Despite what our parents and grandparents may have drilled into us, hospitality is far larger than etiquette and cultural customs of welcoming people or visiting them. Hospitality is a timeless spiritual principle that flows to us from our earliest scriptures, although today we tend to trump the value of hospitality with other values like competition and the desire for self-expression. That's unfortunate, because those more popular values often wind up carving out dangerous divisions in our communities.

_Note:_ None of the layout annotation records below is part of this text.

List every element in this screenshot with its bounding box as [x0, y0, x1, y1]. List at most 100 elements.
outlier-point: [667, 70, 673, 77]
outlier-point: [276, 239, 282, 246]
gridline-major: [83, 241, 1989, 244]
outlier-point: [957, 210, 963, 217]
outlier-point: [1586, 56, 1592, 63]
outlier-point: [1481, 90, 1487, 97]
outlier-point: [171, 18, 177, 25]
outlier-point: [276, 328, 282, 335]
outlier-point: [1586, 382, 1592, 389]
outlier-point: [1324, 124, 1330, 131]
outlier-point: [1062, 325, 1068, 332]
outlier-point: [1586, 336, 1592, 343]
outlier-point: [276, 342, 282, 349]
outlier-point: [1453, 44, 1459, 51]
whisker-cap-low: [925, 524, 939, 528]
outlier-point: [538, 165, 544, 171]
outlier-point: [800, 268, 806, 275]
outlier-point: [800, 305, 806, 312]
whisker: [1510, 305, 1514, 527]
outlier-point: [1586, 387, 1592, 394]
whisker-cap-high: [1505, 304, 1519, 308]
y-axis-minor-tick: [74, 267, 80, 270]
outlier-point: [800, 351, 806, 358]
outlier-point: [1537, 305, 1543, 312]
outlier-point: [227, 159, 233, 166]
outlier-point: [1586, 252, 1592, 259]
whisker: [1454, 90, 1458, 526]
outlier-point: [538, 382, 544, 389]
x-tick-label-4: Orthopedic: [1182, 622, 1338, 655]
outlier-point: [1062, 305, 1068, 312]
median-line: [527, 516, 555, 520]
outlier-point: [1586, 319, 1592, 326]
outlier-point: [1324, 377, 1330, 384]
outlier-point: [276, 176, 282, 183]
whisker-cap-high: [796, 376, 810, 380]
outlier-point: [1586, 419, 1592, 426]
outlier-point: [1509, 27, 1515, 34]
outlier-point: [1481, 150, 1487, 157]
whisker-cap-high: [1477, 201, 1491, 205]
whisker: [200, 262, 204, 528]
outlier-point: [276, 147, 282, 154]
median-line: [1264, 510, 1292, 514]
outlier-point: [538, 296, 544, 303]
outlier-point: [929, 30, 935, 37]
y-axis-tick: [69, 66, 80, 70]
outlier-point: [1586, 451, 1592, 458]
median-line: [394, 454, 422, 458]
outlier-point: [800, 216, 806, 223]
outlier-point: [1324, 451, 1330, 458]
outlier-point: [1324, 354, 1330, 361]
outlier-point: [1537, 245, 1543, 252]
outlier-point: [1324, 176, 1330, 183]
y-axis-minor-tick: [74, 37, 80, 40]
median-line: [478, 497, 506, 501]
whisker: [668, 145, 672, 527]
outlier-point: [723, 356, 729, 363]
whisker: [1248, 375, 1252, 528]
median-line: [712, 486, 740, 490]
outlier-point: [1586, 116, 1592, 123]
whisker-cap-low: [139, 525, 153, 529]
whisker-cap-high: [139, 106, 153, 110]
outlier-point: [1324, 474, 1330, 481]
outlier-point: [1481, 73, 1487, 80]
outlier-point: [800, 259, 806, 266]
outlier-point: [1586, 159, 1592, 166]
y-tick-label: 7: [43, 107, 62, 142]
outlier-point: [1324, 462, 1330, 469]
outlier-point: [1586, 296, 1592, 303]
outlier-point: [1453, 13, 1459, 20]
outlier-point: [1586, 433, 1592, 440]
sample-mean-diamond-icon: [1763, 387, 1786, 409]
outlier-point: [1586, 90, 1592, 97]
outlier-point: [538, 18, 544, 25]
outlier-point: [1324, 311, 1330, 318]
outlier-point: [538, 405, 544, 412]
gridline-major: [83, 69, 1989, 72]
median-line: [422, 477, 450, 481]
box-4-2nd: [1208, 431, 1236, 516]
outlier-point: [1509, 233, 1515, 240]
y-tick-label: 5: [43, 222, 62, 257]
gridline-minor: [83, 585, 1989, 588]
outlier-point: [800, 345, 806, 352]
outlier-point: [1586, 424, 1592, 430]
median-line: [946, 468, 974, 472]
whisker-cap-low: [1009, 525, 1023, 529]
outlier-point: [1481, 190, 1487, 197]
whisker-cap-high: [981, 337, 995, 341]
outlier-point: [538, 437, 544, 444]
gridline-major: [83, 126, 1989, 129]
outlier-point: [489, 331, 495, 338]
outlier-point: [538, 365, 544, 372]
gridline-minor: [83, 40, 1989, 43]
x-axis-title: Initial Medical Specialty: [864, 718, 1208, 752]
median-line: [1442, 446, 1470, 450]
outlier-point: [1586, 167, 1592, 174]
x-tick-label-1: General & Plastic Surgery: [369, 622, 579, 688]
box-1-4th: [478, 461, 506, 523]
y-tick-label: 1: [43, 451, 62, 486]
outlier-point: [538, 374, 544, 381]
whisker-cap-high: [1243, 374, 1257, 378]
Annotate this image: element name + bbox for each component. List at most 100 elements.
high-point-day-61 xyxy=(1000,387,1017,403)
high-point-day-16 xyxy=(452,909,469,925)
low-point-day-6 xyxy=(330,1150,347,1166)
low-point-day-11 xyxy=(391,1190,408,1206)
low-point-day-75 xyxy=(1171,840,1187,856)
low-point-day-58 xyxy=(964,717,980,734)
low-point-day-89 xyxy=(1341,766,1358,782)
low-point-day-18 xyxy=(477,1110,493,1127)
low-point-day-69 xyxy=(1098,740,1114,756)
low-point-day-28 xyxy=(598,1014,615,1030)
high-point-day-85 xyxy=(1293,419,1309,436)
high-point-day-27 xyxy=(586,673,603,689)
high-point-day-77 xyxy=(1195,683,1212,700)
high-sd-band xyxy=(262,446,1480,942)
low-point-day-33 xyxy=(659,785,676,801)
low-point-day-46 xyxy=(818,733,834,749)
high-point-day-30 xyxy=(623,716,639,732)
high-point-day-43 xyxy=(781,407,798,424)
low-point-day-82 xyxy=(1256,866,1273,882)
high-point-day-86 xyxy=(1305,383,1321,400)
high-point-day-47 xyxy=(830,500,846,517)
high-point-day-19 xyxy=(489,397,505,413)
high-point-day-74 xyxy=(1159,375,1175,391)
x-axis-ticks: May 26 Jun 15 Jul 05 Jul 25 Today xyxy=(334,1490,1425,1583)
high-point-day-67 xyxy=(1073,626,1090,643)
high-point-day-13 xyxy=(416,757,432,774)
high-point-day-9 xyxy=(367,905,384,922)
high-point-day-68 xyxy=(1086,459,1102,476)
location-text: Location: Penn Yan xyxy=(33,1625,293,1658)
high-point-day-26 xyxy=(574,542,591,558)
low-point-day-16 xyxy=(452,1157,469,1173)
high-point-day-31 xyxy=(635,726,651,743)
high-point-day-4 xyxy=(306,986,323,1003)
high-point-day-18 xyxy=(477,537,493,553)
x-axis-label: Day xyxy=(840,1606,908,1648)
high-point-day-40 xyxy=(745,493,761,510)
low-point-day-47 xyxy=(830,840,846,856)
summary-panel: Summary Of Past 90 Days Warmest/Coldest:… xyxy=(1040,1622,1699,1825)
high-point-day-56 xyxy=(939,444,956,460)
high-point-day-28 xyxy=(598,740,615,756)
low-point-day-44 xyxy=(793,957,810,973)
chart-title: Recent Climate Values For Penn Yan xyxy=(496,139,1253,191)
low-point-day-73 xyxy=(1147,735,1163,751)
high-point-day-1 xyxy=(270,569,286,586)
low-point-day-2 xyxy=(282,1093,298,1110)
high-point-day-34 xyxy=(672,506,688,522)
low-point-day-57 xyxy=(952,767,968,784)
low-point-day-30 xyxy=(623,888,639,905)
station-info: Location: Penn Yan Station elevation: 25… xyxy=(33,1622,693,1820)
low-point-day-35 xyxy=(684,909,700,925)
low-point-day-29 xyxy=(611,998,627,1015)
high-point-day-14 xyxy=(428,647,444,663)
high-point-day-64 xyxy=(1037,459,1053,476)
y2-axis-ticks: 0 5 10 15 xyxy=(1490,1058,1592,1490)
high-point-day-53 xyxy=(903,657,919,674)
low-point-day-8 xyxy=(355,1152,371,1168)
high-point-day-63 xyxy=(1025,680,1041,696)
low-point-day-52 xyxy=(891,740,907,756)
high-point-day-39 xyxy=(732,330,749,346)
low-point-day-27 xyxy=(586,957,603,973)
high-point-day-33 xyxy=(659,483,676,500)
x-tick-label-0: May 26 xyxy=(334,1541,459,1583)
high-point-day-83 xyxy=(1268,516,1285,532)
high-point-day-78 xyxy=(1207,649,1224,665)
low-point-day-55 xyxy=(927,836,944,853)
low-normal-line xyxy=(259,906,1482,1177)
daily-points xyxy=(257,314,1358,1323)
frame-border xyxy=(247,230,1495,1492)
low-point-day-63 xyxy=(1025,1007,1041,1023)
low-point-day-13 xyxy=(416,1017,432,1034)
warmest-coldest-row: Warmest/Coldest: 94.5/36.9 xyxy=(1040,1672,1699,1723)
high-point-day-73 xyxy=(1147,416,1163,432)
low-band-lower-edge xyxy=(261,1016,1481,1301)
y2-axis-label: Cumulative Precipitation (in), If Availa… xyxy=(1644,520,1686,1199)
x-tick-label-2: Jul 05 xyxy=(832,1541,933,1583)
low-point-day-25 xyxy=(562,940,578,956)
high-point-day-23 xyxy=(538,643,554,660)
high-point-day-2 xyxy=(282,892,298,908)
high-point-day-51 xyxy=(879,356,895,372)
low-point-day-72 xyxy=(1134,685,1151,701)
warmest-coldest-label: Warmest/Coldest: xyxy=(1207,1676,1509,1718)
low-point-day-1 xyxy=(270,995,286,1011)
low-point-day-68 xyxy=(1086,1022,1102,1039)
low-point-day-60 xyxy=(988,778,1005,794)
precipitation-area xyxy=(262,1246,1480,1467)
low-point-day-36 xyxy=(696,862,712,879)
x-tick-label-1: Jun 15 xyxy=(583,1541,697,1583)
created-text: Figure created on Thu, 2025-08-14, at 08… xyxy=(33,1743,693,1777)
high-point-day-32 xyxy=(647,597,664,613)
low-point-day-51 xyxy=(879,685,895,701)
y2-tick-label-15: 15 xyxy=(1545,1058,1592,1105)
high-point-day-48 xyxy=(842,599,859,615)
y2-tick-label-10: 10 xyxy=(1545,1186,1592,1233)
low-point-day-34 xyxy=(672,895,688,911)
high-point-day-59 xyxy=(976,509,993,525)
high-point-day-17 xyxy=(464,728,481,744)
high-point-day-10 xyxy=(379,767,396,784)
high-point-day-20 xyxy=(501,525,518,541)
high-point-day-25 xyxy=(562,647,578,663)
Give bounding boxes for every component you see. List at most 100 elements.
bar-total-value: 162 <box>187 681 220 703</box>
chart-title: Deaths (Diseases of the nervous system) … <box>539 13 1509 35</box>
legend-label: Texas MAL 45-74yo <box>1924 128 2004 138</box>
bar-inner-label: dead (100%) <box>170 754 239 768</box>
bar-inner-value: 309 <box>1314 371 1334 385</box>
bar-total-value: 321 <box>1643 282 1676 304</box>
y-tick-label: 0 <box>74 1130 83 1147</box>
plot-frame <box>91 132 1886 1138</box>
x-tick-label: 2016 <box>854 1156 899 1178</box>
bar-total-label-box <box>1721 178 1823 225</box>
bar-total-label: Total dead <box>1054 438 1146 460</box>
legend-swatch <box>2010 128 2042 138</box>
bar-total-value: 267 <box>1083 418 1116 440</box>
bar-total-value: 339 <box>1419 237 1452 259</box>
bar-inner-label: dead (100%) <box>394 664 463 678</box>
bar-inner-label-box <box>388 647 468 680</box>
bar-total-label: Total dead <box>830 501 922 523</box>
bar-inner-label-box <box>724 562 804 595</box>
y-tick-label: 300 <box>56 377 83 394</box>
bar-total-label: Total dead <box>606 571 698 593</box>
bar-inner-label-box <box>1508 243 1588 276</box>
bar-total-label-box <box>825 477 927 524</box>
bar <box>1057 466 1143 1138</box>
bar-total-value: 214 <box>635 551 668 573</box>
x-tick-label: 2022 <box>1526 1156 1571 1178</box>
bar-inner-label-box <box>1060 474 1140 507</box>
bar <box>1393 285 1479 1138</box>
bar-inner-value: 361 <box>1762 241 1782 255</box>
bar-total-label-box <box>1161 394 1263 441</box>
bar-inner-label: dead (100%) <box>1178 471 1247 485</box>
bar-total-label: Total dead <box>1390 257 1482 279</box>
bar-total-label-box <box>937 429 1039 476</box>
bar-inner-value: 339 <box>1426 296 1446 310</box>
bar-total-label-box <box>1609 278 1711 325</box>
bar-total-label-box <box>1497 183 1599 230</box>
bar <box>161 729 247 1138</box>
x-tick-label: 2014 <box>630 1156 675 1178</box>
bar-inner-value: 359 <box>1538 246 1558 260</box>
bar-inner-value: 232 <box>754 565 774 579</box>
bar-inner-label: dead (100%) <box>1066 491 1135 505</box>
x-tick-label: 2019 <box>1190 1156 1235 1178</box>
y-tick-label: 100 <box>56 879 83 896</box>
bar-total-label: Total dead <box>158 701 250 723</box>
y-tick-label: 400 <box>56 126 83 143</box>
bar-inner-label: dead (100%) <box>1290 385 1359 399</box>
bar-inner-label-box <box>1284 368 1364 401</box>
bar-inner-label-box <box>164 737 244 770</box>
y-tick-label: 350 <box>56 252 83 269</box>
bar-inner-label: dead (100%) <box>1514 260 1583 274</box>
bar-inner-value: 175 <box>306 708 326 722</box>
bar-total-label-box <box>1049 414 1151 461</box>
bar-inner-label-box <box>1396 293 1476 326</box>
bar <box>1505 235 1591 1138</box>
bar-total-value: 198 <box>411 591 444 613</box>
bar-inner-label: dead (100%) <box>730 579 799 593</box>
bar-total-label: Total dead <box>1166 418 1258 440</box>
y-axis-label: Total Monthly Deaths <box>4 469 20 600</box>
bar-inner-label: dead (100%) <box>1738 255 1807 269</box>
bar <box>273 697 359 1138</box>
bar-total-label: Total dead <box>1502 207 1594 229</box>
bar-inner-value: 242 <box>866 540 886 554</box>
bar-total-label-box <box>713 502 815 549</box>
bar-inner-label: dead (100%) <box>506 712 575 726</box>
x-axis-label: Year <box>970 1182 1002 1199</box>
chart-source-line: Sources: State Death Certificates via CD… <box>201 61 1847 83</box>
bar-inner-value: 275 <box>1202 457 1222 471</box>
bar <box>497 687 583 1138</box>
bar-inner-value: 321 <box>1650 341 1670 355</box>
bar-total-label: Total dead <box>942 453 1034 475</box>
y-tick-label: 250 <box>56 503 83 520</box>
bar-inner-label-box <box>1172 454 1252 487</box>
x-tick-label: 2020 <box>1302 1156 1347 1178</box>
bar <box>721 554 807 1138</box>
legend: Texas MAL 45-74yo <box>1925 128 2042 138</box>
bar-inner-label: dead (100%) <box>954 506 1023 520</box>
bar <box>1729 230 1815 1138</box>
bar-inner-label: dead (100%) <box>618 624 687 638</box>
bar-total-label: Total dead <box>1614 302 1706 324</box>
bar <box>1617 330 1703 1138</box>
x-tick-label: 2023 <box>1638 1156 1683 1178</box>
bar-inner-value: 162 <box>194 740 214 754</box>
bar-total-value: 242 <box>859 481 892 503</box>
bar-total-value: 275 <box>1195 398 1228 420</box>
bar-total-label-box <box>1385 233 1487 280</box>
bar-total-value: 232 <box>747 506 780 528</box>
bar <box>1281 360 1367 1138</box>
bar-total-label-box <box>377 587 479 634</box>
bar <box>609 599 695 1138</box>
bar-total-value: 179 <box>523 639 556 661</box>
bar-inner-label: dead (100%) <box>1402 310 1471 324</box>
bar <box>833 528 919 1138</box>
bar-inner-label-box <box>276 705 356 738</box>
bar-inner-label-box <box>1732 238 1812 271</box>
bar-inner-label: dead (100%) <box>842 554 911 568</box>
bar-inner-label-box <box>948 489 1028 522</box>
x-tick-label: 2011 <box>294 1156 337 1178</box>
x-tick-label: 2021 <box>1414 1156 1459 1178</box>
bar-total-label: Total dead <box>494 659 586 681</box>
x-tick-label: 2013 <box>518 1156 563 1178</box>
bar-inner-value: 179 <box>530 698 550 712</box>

In his preface to the book, the Rev. Dirk Ficca, a well-known bridge builder himself through the Parliament of the World's Religions, explains the urgency of freshly exploring this kind of deep hospitality: "In a post-September 11 world, driven by the forces of globalization and religious identity, where communities of often starkly different languages, cultures, and traditions are now living side by side in major urban centers, the stakes have never been higher for a different reading of these traditions, with hospitality as the guiding principle."

Sawyer and Ficca both are from the Presbyterian Church USA, but Sawyer's book takes us far from mainline Protestantism in search of spiritual resources. Along the way, if you explore her book, you'll meet the Cistercian monk Thomas Keating, the Buddhist master Thich Nhat Hanh and many others.

I especially recommend the final chapters of the book, which reach into the most challenging - and potentially the most transformative -- kinds of hospitality: toward people we perceive as enemies and toward the Creation itself, including the creatures struggling to survive in our threatened natural world.

Consider this for small-group study, because a two-month series of classes easily could be built around this wisdom-filled paperback.